Somut olayda, taraflar arasında 01/09/2009 başlangıç tarihli , 1 yıl süreli, aylık 1.000 TL bedelli kira sözleşmesi bulunduğu konusunda uyuşmazlık bulunmamaktadır.Sözleşmenin hususi şartlar bölümünün 5. maddesinde yıllık kira artışının Tefe-Tüfe ortalaması oranında artırılacağı düzenlenmiştir. Taraflar arasında imzalanan kira sözleşmesi bir yıl süreli olup, sözleşme süresinin bitiminden sonra kira sözleşmesi Türk Borçlar Kanununun 347. maddesi gereğince aynı koşullarla yıldan yıla yenilerek devam edecektir. Kira sözleşmesinde aylık kira miktarı açıkça belirtilmiş, hususi şartlarda da kira parasının ne şekilde artırılacağı tereddüte yol açmayacak ve kolayca hesaplanacak şekilde gösterilmiştir. Sözleşmeye bağlılık ilkesi gereği, bu artış şartı tarafları bağlar ve davalı kiracının yıllar itibariyle sözleşmedeki artış oranına uygun artışlarla kira parasını ödemesi gerekir. Yazılı kira sözleşmesinde kararlaştırılan artış oranı karşısında kira bedelinin artırılmaması hususunda taraflar arasında zımni anlaşma yapıldığı iddiası davalı tarafça ispat edilememiştir. Bu durumda mahkemece sözleşmede yazılı artış oranı esas alınarak TBK yürürlük tarihi olan 01/07/2012 öncesinde kira sözleşmesinde bulunan artış şartı esas alınarak, yürürlük tarihi sonrasında ise TBK’nın 344. maddesinin 17.01.2019 tarihli değişiklik öncesi metninde yer alan sınırlama dikkate alınarak 12 aylık ortalama üfe endex oranını geçmemek kaydıyla taraflar arasında yapılan sözleşme hükümleri doğrultusunda kira miktarı tespit edilerek, ödenen kiraların mahsubu ile kalan miktar belirlenerek sonucuna göre alacak talebi ile ilgili bir karar verilmesi gerekirken, yazılı gerekçe ile davanın reddine karar verilmesi usul ve yasaya aykırı olup bozmayı gerektirmiştir.

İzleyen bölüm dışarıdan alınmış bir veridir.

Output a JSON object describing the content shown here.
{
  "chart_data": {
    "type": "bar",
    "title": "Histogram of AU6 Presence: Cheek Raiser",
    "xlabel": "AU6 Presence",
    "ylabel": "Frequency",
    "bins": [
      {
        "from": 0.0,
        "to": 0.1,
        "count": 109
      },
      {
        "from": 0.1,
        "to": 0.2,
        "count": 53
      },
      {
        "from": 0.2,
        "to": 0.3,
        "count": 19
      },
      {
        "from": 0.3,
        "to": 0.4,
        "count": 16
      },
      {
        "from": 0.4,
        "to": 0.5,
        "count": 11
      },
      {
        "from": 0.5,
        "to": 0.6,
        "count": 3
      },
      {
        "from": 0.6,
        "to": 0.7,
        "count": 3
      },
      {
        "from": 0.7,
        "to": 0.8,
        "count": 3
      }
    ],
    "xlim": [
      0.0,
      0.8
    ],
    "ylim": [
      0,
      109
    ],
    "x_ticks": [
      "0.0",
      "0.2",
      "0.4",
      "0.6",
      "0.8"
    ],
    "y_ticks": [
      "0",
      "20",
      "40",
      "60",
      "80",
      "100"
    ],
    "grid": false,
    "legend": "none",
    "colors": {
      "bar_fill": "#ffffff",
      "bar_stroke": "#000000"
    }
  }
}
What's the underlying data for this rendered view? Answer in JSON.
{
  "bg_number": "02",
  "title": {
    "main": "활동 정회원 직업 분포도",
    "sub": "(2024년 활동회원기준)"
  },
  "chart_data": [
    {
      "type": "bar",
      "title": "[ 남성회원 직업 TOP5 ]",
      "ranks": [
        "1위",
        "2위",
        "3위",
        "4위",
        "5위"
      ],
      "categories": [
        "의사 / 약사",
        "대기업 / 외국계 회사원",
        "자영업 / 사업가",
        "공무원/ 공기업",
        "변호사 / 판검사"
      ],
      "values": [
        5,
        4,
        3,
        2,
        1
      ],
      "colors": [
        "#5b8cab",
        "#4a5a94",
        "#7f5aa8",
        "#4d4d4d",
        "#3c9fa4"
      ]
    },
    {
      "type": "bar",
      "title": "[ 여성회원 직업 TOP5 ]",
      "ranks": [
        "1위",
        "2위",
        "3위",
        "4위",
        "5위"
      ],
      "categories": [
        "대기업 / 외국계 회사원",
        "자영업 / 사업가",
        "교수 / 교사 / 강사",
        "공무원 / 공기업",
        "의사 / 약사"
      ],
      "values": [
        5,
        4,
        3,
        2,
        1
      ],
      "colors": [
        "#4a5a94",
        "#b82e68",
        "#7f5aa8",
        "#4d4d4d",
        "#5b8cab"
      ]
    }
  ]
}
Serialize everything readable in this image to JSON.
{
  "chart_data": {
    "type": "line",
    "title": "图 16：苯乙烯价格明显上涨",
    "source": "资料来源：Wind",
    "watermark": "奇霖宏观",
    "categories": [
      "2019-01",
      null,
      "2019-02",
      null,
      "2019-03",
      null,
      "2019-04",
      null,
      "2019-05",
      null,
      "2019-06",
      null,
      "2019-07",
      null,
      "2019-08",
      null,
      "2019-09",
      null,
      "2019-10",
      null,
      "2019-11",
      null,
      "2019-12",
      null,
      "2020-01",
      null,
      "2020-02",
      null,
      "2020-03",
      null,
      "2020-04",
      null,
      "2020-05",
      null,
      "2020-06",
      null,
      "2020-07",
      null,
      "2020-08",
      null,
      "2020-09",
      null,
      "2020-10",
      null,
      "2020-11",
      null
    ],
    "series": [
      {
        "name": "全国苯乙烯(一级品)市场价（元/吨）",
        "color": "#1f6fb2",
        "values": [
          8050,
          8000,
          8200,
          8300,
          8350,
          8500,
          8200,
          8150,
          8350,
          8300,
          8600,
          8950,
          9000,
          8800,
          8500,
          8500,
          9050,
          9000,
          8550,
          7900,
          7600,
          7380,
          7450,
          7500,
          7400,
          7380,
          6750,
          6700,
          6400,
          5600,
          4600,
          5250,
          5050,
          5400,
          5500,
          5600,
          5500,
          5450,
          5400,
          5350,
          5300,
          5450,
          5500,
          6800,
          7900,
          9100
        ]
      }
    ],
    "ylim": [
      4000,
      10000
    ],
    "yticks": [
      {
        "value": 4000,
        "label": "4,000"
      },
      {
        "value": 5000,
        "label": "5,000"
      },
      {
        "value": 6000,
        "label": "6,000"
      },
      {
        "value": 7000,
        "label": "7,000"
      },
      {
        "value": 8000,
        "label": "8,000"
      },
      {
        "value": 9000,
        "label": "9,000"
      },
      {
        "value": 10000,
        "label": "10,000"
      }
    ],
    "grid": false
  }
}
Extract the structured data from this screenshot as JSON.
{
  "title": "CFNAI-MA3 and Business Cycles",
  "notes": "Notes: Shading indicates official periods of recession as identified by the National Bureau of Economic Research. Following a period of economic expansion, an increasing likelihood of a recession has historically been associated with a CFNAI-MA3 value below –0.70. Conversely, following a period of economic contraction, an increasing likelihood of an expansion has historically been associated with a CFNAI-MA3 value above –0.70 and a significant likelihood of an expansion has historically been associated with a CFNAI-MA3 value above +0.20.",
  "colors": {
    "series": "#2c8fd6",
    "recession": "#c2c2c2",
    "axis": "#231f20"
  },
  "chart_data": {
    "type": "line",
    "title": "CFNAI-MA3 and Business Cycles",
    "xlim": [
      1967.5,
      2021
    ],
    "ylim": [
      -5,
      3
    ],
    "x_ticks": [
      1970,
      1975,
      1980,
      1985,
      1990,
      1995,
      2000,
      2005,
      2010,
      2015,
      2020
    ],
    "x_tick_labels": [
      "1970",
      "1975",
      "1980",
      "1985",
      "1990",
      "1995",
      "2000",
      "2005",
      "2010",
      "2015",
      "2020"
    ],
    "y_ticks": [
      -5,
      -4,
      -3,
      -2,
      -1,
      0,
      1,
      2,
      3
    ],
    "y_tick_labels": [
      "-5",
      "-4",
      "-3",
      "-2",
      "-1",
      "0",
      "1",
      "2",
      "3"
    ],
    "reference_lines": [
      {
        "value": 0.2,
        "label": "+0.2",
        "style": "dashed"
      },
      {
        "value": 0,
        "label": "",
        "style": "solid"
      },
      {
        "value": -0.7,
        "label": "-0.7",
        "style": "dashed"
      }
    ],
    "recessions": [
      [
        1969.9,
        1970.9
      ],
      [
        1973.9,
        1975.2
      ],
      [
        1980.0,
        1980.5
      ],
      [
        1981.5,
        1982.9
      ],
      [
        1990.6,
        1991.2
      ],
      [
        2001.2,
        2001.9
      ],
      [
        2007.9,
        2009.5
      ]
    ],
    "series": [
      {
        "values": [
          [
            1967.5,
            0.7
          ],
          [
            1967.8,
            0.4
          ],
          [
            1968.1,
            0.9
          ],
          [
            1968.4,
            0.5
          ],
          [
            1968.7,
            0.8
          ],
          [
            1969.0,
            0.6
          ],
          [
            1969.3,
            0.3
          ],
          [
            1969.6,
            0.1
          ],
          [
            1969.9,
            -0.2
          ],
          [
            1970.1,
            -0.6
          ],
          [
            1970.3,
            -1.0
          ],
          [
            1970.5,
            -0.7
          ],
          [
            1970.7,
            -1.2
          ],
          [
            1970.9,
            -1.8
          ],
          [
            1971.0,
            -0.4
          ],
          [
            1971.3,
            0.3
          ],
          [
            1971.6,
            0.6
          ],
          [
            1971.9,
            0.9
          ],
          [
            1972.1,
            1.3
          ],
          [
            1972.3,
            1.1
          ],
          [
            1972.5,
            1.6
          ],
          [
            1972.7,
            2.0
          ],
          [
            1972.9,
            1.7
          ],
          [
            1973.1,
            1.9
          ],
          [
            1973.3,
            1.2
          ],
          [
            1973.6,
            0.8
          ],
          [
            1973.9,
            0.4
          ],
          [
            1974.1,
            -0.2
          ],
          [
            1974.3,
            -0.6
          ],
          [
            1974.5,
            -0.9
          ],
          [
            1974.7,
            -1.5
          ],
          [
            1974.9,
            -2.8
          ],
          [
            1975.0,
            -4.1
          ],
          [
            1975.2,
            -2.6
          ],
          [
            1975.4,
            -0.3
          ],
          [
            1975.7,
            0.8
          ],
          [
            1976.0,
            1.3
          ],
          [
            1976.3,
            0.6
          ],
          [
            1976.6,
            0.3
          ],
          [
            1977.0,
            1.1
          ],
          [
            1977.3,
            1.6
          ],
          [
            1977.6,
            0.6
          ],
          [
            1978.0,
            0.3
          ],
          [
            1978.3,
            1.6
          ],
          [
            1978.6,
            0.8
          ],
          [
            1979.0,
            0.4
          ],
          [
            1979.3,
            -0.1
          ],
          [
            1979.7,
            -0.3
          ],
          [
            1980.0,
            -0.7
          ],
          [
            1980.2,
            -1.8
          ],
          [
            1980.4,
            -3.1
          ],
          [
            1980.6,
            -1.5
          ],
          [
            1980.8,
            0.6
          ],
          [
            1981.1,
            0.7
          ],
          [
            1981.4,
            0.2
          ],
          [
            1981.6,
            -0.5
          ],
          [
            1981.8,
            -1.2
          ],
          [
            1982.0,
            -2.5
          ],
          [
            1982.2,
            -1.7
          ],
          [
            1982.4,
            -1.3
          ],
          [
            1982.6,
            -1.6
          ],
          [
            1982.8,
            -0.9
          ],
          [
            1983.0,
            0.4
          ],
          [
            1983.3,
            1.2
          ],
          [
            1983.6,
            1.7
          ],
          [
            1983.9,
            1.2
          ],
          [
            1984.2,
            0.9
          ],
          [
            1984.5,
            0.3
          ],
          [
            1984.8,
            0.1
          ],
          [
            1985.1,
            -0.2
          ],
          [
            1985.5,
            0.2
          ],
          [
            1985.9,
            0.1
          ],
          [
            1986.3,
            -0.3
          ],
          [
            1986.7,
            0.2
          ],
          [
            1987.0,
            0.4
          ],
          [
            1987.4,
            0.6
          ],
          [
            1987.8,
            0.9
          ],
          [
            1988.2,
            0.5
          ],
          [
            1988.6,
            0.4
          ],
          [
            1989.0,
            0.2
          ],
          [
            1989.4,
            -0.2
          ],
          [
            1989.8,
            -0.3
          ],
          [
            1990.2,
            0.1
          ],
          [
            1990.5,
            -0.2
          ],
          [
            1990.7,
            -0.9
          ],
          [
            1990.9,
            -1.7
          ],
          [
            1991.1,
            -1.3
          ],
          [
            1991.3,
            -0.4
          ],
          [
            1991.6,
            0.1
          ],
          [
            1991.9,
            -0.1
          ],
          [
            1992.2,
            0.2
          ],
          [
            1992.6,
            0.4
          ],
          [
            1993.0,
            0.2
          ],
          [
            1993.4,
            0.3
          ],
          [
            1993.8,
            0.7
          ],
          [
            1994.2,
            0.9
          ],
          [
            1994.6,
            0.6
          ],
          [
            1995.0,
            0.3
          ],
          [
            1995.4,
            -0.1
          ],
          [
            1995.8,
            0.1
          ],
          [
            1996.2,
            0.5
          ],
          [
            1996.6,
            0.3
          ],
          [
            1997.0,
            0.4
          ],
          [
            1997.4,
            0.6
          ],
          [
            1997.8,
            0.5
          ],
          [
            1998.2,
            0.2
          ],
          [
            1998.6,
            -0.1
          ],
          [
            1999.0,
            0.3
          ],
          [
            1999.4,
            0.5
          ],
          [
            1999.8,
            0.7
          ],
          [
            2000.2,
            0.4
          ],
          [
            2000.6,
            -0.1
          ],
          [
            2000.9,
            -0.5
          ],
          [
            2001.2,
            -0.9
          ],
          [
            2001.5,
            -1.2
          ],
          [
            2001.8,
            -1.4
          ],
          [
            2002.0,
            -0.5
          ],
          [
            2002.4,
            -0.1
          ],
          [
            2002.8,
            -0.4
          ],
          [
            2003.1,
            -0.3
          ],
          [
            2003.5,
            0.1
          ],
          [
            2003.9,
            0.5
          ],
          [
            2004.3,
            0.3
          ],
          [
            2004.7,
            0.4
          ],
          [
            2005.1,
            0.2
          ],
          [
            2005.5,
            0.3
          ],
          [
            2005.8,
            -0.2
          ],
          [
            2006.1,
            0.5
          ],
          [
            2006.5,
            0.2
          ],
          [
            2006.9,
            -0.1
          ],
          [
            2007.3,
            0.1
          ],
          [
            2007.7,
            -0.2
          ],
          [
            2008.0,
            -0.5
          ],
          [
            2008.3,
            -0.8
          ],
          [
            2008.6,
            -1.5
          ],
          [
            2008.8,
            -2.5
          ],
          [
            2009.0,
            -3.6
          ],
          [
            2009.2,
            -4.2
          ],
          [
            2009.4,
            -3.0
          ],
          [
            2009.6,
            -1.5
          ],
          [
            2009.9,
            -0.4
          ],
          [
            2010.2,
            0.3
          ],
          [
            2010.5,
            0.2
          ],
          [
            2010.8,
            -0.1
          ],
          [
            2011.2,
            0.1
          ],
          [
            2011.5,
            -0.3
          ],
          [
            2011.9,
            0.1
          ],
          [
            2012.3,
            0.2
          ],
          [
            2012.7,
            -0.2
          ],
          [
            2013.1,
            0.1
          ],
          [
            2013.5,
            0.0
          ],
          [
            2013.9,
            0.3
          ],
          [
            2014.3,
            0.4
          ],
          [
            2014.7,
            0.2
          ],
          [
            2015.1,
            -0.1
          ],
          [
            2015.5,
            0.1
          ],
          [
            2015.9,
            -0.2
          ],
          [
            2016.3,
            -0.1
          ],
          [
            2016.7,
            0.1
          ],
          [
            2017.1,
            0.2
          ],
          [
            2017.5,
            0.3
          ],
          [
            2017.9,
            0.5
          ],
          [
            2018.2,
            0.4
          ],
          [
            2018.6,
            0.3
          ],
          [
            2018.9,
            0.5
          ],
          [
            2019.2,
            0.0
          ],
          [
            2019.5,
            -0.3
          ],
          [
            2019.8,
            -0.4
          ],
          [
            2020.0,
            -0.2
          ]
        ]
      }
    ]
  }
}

SONUÇ: Yukarıda açıklanan esaslar gözönünde tutulmaksızın yazılı şekilde hüküm tesisi isabetsiz, temyiz itirazları bu nedenlerle yerinde olduğundan kabulü ile hükmün HUMK.nun 428.maddesi gereğince davacı yararına BOZULMASINA ve peşin alınan temyiz harcının istek halinde temyiz edene iadesine, 6100 sayılı HMK’nun geçici madde 3 atfıyla 1086 sayılı HUMK.nun 440.maddesi gereğince karar düzeltme yolu kapalı olmak üzere, 04/02/2019 gününde oybirliğiyle karar verildi.